PURE-RACE HYBRID (2017)
Artist Statement:
The Pure-Race Hybrid is a commentary on the construction of idealised beauty. The feminine beauty ideal refers to a shifting set of standards that dictate which traits are perceived as most attractive in women—standards that differ across cultures and eras but remain a near-universal pressure. In the West, ideals often include being thin and tall, with long hair, light or tanned skin, large breasts, wide eyes, a small nose, and high cheekbones.
This series interrogates these stereotypes by presenting beauty as a rigid “template” embedded in society. Drawing on the Golden Ratio (1.62)—a mathematical symmetry long associated with physical attractiveness—the portraits utilise geometric distortion to create faces that technically meet these standards, yet appear subtly alien.

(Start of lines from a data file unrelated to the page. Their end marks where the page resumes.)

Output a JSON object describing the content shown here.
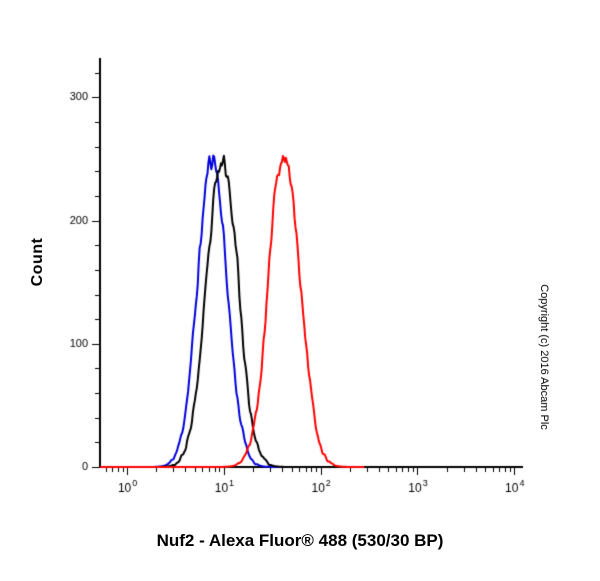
{
  "chart_data": {
    "type": "line",
    "chart_kind": "flow-cytometry-histogram",
    "title": "Nuf2 - Alexa Fluor® 488 (530/30 BP)",
    "xlabel": "",
    "ylabel": "Count",
    "copyright": "Copyright (c) 2016 Abcam Plc",
    "x_scale": "log10",
    "x_range": [
      1,
      10000
    ],
    "xlim_log": [
      -0.28,
      4.09
    ],
    "ylim": [
      0,
      332
    ],
    "y_ticks": [
      0,
      100,
      200,
      300
    ],
    "y_minor_step": 20,
    "x_ticks": [
      {
        "log": 0,
        "base": "10",
        "exp": "0"
      },
      {
        "log": 1,
        "base": "10",
        "exp": "1"
      },
      {
        "log": 2,
        "base": "10",
        "exp": "2"
      },
      {
        "log": 3,
        "base": "10",
        "exp": "3"
      },
      {
        "log": 4,
        "base": "10",
        "exp": "4"
      }
    ],
    "grid": false,
    "legend": "none",
    "axis_color": "#000000",
    "series": [
      {
        "name": "negative-control-blue",
        "color": "#0000dd",
        "peak_x": 7.6,
        "peak_count": 252,
        "center_log": 0.88,
        "sigma_log": 0.15,
        "peak": 252,
        "baseline_end_log": 2.05,
        "seed": 11,
        "bumps": []
      },
      {
        "name": "isotype-control-black",
        "color": "#000000",
        "peak_x": 9.5,
        "peak_count": 248,
        "center_log": 0.98,
        "sigma_log": 0.16,
        "peak": 246,
        "baseline_end_log": 2.3,
        "seed": 23,
        "bumps": [
          {
            "center_log": 1.12,
            "sigma_log": 0.05,
            "peak": 16
          }
        ]
      },
      {
        "name": "nuf2-stained-red",
        "color": "#ff0000",
        "peak_x": 42.7,
        "peak_count": 253,
        "center_log": 1.63,
        "sigma_log": 0.16,
        "peak": 250,
        "baseline_end_log": 2.45,
        "seed": 5,
        "bumps": [
          {
            "center_log": 1.5,
            "sigma_log": 0.05,
            "peak": 18
          }
        ]
      }
    ]
  }
}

In doing so, the work highlights the fragility of beauty as a cultural construct: an ever-changing, fickle ideal that women are continually asked to embody. Across history, such standards have been dictated largely by male perspectives, shaping female identity through external expectations rather than lived realities.
The Pure-Race Hybrid seeks to expose the absurdity of these ideals, questioning the persistence of restrictive templates in contemporary society and challenging viewers to reconsider how beauty is defined, imposed, and internalised.